А там они, значит, забегают перед работой в кафе. Другая планета, я же говорю.
В самом кафе тоже было очень интересно. Официантки ничего не записывали, хотя все кругом заказывали разное. Слава богу, кофе было только два сорта – melna и balta, кофе черный и кофе белый, то есть со сливками. Но, кажется, можно было взять маленькую чашку или большую. Зато всякой выпечки было двадцать сортов. И вот эти немолодые официантки выслушивали «два больших черных, один большой белый и один маленький, эклер с заварным кремом, эклер с белым кремом, корзиночка и картошка» и столь же разнообразный заказ с другого стола, и с третьего, и убегали на кухню и через две минуты возвращались с подносами, и раздавали кофе и пирожные в точном сответствии с заказами. Потрясающе.
Эффект незавершенного действия, вот как это называется.
Наверное, в таком же кафе, но не в Риге, а в Берлине, в 1924 году сидела студентка Блюма Зейгарник вместе со своим научным руководителем Куртом Левином. Она удивилась, как точно официанты запоминают заказы. Решила проверить: неужели у них такая уникальная память? Может быть, в эту кофейню только таких и берут? Спросила официанта о прошлых заказах – он ничего не помнил. Как только с ним расплачивались – тут же забывал. А пока не расплатились – крепко держал в голове. Не нарочно держал, каким-то там невероятным усилием памяти, а так, само помнилось. Студентка Блюма Зейгарник провела специальные эксперименты и доказала, что незавершенное действие запоминается почти в два раза (если точно, то в 1,9 раза) лучше, чем завершенное. Эффект Зейгарник. Классика психологии.
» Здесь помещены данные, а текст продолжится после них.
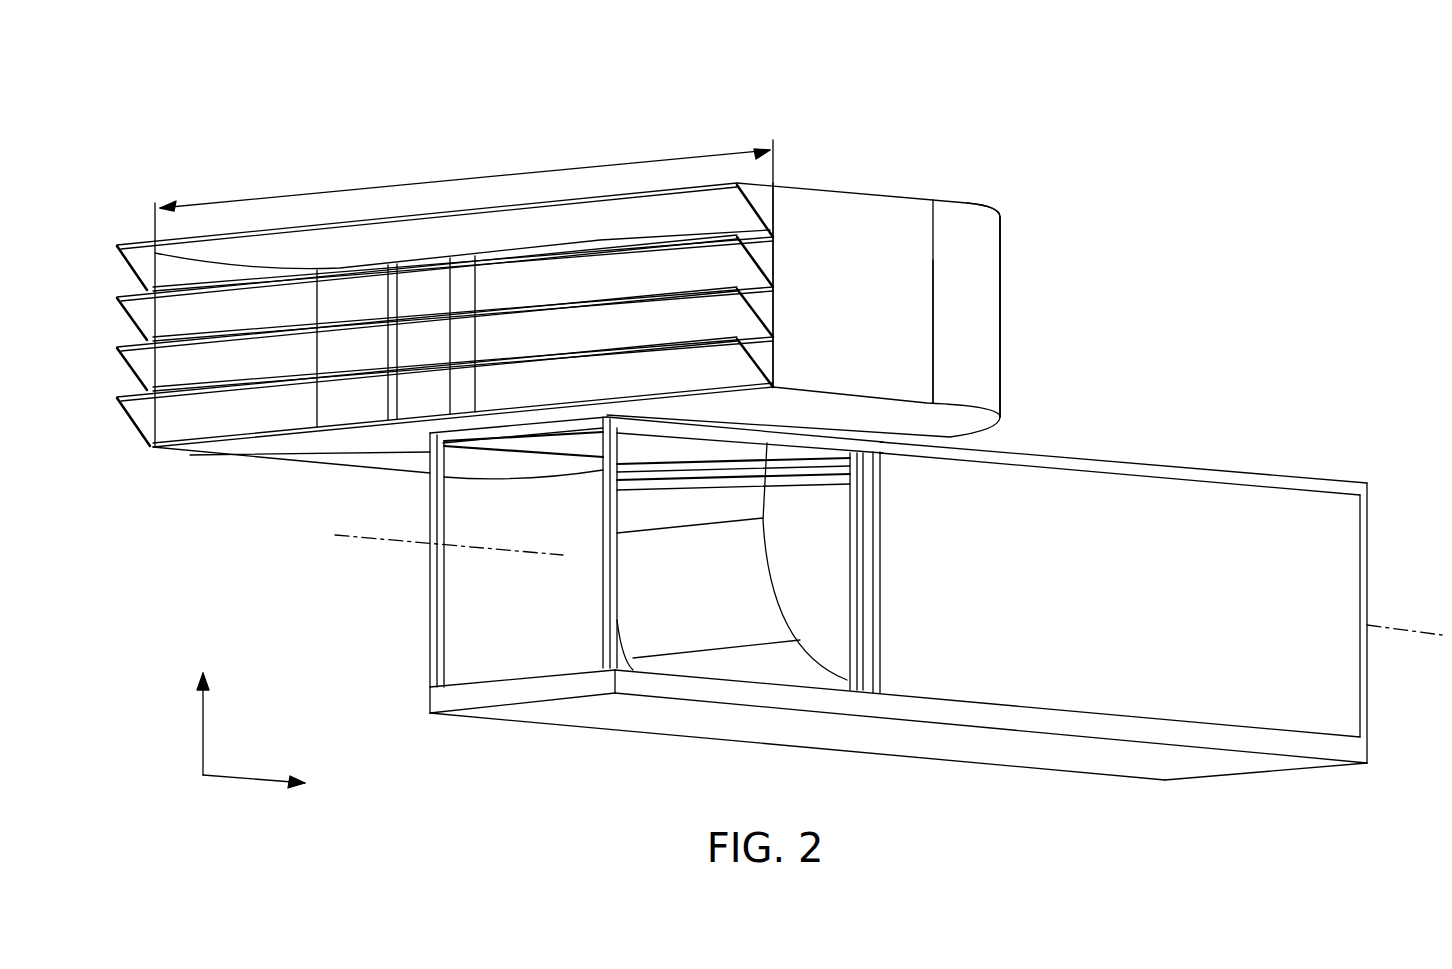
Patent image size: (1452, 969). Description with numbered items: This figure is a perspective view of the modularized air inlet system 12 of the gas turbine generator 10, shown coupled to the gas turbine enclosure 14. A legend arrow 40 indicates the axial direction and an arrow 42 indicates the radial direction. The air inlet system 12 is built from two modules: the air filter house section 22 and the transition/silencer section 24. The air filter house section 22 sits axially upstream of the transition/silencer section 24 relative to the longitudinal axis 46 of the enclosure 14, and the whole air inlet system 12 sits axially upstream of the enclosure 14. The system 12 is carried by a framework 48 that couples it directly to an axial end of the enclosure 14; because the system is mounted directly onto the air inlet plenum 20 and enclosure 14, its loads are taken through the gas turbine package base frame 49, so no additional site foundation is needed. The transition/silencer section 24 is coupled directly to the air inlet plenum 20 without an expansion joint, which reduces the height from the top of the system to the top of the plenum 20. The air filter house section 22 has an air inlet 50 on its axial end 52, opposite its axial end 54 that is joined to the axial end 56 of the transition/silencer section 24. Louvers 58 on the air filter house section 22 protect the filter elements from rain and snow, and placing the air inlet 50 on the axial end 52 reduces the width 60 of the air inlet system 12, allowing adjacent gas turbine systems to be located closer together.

The gas turbine generator 10 is at (1000, 130).
The modularized air inlet system 12 is at (671, 120).
The gas turbine enclosure 14 is at (1310, 527).
The air inlet plenum 20 is at (823, 560).
The air filter house section 22 is at (853, 193).
The transition/silencer section 24 is at (972, 203).
The axial axis 40 is at (247, 777).
The radial axis 42 is at (202, 730).
The longitudinal axis 46 is at (393, 542).
The framework 48 is at (433, 492).
The gas turbine package base frame 49 is at (1045, 718).
The air inlet 50 is at (248, 413).
The axial end 52 is at (773, 213).
The axial end 54 is at (933, 238).
The axial end 56 is at (933, 273).
The louvers 58 is at (133, 277).
The width 60 is at (448, 163).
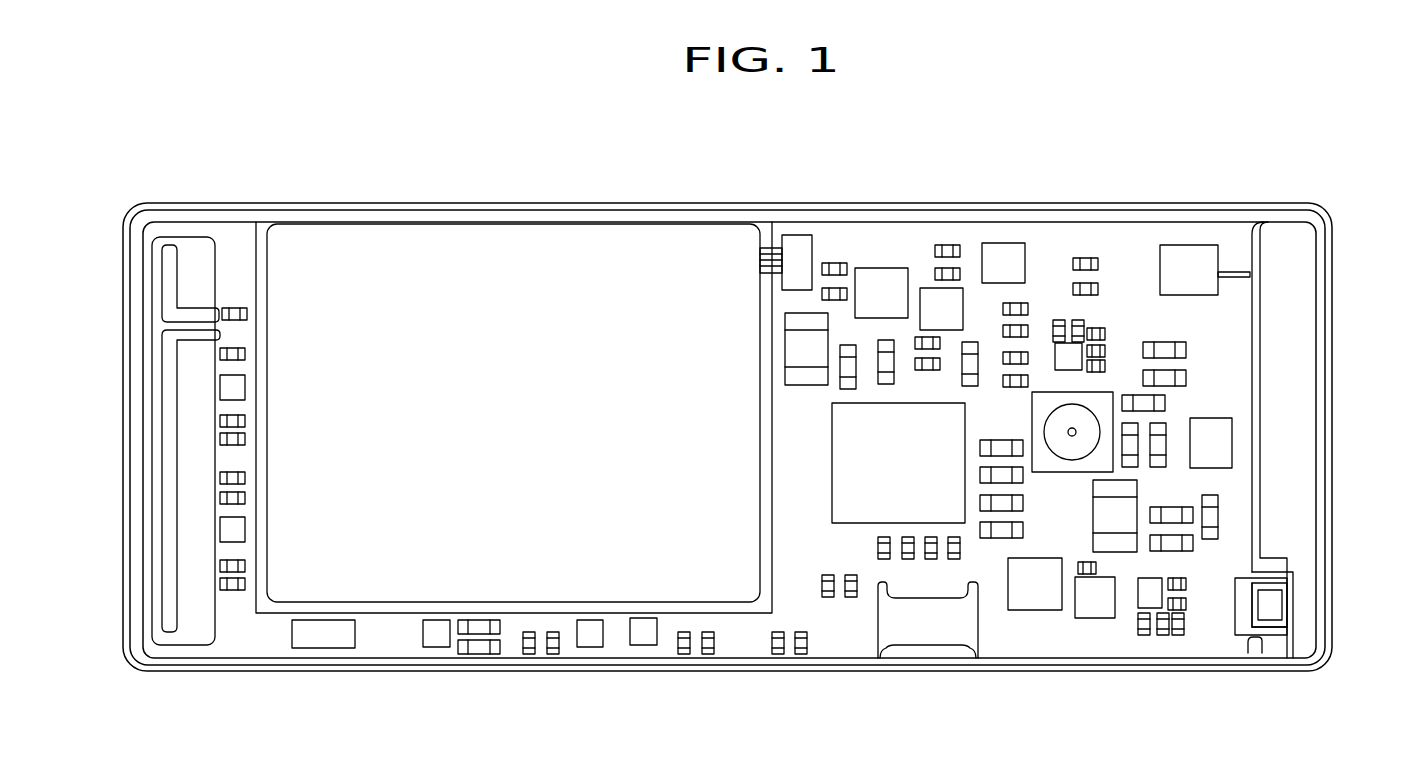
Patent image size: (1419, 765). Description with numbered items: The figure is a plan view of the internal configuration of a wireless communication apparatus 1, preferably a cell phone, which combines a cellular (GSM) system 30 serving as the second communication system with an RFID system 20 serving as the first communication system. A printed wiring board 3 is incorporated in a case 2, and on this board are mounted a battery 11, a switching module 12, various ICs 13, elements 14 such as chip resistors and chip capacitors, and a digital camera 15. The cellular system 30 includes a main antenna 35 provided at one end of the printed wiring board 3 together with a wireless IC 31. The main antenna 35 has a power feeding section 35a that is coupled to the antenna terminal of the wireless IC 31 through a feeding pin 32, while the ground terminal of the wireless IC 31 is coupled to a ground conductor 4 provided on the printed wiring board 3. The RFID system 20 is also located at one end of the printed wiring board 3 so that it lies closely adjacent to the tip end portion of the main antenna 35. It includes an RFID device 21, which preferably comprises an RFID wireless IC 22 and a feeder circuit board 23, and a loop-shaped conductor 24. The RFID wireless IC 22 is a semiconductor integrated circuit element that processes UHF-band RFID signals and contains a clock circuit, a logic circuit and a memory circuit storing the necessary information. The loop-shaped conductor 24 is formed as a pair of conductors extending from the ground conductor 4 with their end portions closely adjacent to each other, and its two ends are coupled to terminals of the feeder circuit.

The wireless communication apparatus 1 is at (786, 142).
The case 2 is at (676, 203).
The printed wiring board 3 is at (1053, 210).
The ground conductor 4 is at (1101, 242).
The battery 11 is at (512, 243).
The switching module 12 is at (832, 430).
The ICs 13 is at (880, 268).
The elements 14 is at (945, 245).
The digital camera 15 is at (1105, 392).
The RFID system 20 is at (1268, 632).
The RFID device 21 is at (1252, 607).
The RFID wireless IC 22 is at (1278, 610).
The feeder circuit board 23 is at (1295, 583).
The loop-shaped conductor 24 is at (1277, 565).
The cellular system 30 is at (1193, 236).
The wireless IC 31 is at (1170, 245).
The feeding pin 32 is at (1232, 272).
The main antenna 35 is at (1324, 440).
The power feeding section 35a is at (1268, 273).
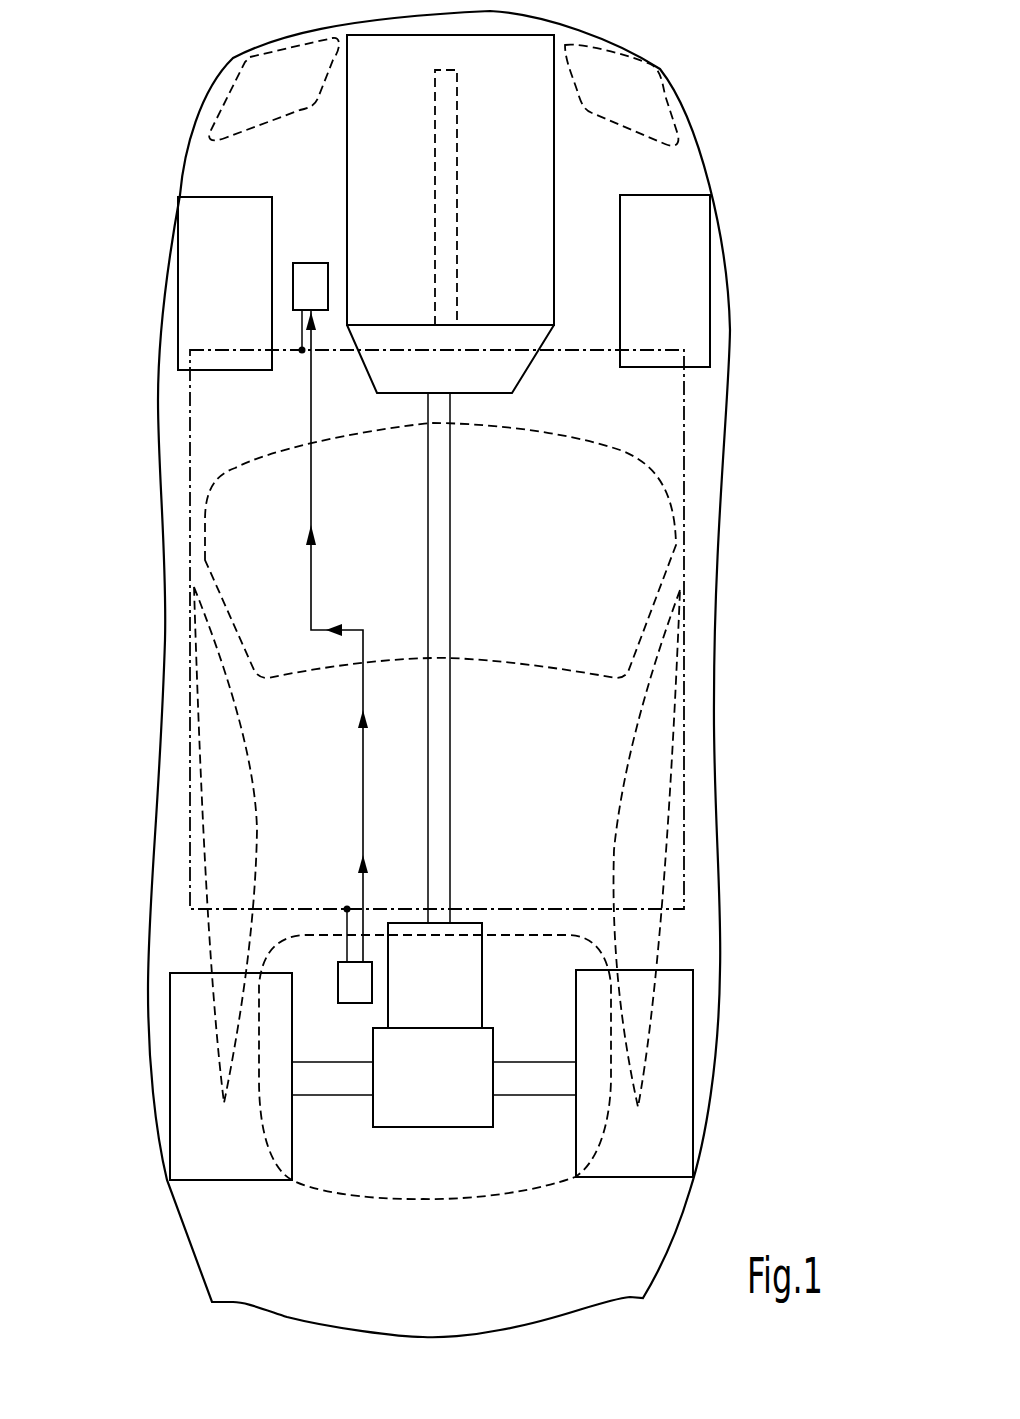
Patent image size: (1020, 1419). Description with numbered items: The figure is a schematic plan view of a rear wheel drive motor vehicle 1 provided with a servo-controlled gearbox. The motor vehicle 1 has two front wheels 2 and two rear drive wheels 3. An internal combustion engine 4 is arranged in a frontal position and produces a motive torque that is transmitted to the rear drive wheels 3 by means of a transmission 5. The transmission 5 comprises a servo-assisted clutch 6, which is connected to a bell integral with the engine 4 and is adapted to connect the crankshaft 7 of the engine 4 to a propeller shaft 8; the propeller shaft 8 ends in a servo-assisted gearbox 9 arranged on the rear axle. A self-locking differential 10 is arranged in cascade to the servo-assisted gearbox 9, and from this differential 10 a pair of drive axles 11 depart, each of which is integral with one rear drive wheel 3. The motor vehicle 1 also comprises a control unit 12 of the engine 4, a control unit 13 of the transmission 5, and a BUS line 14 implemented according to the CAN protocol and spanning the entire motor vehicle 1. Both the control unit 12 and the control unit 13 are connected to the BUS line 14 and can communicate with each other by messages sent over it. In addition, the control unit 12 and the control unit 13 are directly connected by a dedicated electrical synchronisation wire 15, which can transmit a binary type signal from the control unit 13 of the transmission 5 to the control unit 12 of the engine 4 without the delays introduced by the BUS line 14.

The motor vehicle 1 is at (147, 1178).
The front wheels 2 is at (187, 240).
The rear drive wheels 3 is at (181, 1068).
The internal combustion engine 4 is at (530, 117).
The transmission 5 is at (734, 713).
The servo-assisted clutch 6 is at (512, 386).
The crankshaft 7 is at (432, 84).
The propeller shaft 8 is at (440, 553).
The servo-assisted gearbox 9 is at (468, 927).
The self-locking differential 10 is at (443, 1127).
The drive axles 11 is at (332, 1087).
The control unit of engine 12 is at (311, 266).
The control unit of transmission 13 is at (352, 1003).
The BUS line 14 is at (687, 700).
The synchronisation wire 15 is at (311, 572).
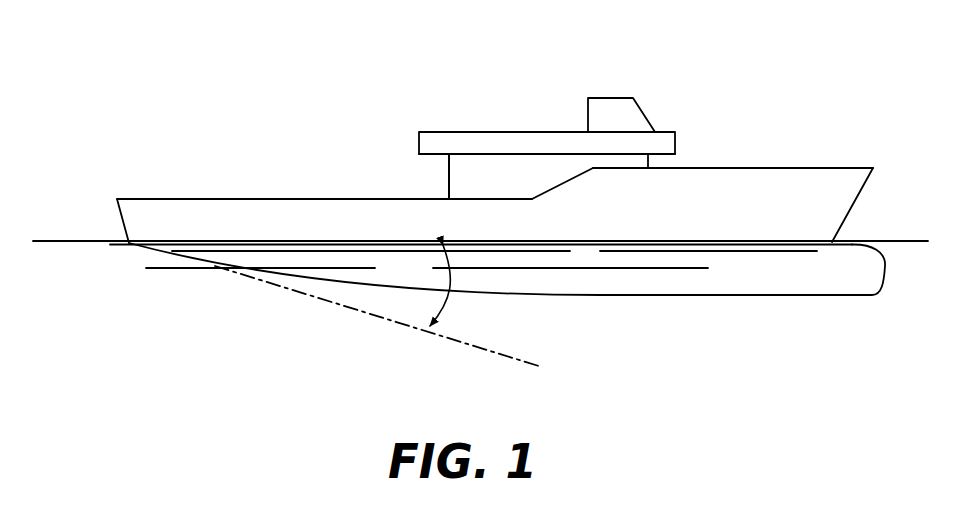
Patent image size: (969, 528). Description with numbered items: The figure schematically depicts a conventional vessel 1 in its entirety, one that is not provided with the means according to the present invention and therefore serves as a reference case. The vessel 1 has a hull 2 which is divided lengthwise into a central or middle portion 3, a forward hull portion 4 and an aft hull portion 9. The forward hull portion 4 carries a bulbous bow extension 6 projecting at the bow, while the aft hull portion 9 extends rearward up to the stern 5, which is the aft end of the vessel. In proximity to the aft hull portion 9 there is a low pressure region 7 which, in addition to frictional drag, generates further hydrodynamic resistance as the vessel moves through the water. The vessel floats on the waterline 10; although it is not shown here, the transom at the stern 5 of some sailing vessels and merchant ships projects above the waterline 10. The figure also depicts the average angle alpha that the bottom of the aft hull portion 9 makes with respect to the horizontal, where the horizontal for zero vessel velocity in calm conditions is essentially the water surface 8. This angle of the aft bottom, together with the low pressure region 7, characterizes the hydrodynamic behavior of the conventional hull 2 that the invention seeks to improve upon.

The conventional vessel 1 is at (404, 78).
The hull 2 is at (407, 220).
The central or middle portion 3 is at (503, 220).
The forward hull portion 4 is at (797, 190).
The stern 5 is at (120, 218).
The bulbous bow extension 6 is at (858, 272).
The low pressure region 7 is at (221, 278).
The water surface 8 is at (72, 240).
The aft hull portion 9 is at (190, 222).
The waterline 10 is at (733, 240).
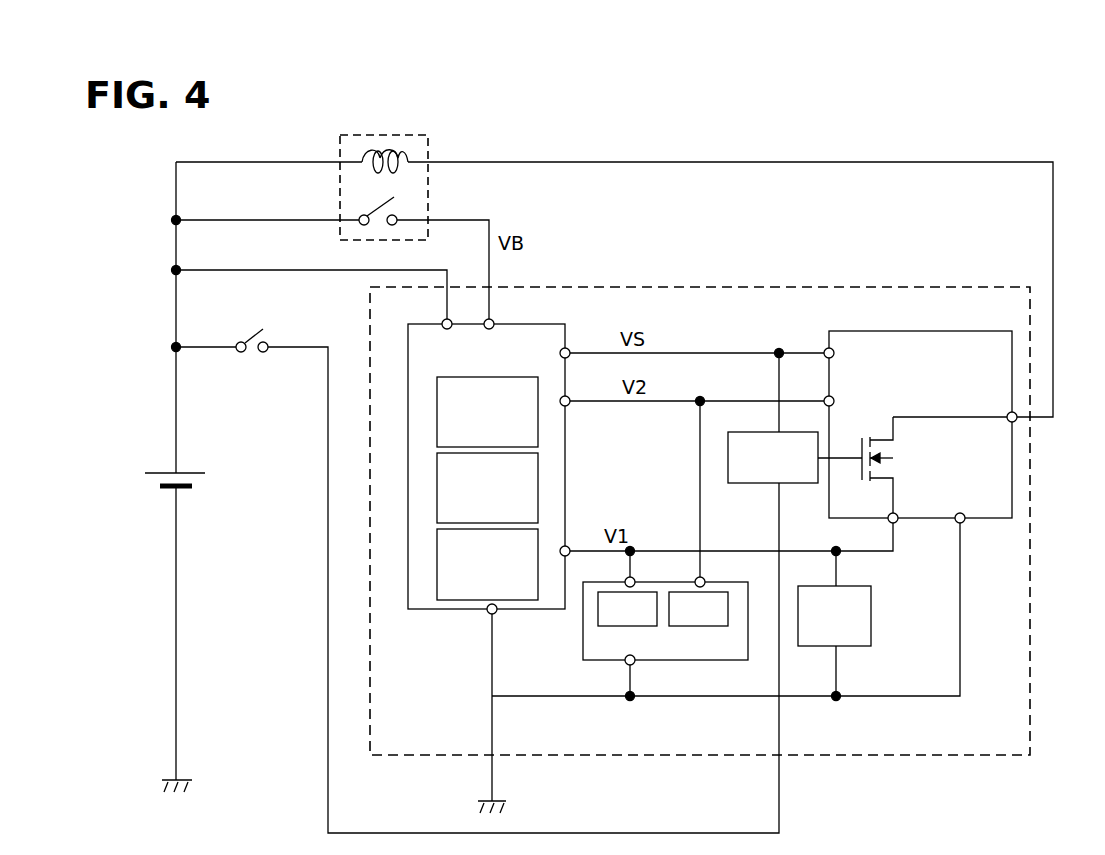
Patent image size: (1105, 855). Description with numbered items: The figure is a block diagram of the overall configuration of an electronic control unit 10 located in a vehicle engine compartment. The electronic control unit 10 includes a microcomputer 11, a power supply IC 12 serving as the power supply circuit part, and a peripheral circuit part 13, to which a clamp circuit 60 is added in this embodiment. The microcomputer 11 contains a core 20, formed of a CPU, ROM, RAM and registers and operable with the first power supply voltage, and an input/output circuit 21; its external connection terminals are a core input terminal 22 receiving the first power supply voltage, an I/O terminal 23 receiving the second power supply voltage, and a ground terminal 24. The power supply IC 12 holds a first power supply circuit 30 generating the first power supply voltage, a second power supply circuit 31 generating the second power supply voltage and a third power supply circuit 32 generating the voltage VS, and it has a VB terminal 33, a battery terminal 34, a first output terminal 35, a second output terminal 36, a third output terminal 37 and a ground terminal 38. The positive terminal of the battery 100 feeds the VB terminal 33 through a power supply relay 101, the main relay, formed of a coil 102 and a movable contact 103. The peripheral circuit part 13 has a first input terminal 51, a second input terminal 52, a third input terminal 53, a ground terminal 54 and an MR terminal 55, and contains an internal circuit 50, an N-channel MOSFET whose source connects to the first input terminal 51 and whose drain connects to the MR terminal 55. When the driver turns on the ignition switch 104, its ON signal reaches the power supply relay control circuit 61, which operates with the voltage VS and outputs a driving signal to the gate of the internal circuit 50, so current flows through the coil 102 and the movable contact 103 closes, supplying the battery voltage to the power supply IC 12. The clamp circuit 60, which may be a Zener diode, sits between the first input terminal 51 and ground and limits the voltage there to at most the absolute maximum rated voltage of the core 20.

The electronic control unit 10 is at (876, 286).
The microcomputer 11 is at (583, 648).
The power supply IC 12 is at (562, 318).
The peripheral circuit part 13 is at (972, 330).
The core 20 is at (598, 610).
The input/output circuit 21 is at (728, 610).
The core input terminal 22 is at (632, 581).
The I/O terminal 23 is at (702, 581).
The ground terminal 24 is at (634, 662).
The first power supply circuit 30 is at (437, 565).
The second power supply circuit 31 is at (437, 489).
The third power supply circuit 32 is at (437, 410).
The VB terminal 33 is at (495, 322).
The battery terminal 34 is at (442, 321).
The first output terminal 35 is at (568, 550).
The second output terminal 36 is at (569, 400).
The third output terminal 37 is at (569, 351).
The ground terminal 38 is at (490, 614).
The internal circuit 50 is at (864, 436).
The first input terminal 51 is at (896, 522).
The second input terminal 52 is at (826, 397).
The third input terminal 53 is at (826, 349).
The ground terminal 54 is at (963, 522).
The MR terminal 55 is at (1018, 421).
The clamp circuit 60 is at (871, 614).
The power supply relay control circuit 61 is at (750, 484).
The battery 100 is at (150, 472).
The power supply relay 101 is at (413, 136).
The coil 102 is at (371, 152).
The movable contact 103 is at (397, 202).
The ignition switch 104 is at (256, 334).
У меня есть книга, подаренная Блюмой Вульфовной. Но не учебник «Основы патопсихологии», а сборник стихов Рильке на немецком.
Сейчас новое кафе «Старая Рига» переехало на улицу Вагнера – это недалеко. Там уже многое не так. Например, кофе десяти сортов, как положено в любом сетевом «Кофе-хаузе», а в старое время было только два, я говорил… Официанток в новой «Старой Риге» тоже нет. Кофе и пирожные надо брать у стойки, так что нет никакой возможности полюбоваться восхитительной памятью рижских подавальщиц. Но одно осталось неизменно – это кафе для дам среднего и выше среднего возраста.
Мама и Тася взяли меня в кафе, потому что я был еще маленький мальчик. А когда я уже сейчас рассказал своему рижскому приятелю, что вот, мол, мы с Олей были в кафе «Старая Рига», он спросил: «А ты-то что там делал? Это же дамское кафе». Я вспомнил: действительно, там кроме меня не было ни одного мужчины. Но и ни одной молодой женщины тоже, ни одной девушки. Молодежь ходит в совершенно другие места. А посетительницы «Старой Риги», мне кажется, чуть-чуть законсервированы, похожи на тех дамочек, которых я видел там полвека назад.
Но, может быть, мне это только показалось.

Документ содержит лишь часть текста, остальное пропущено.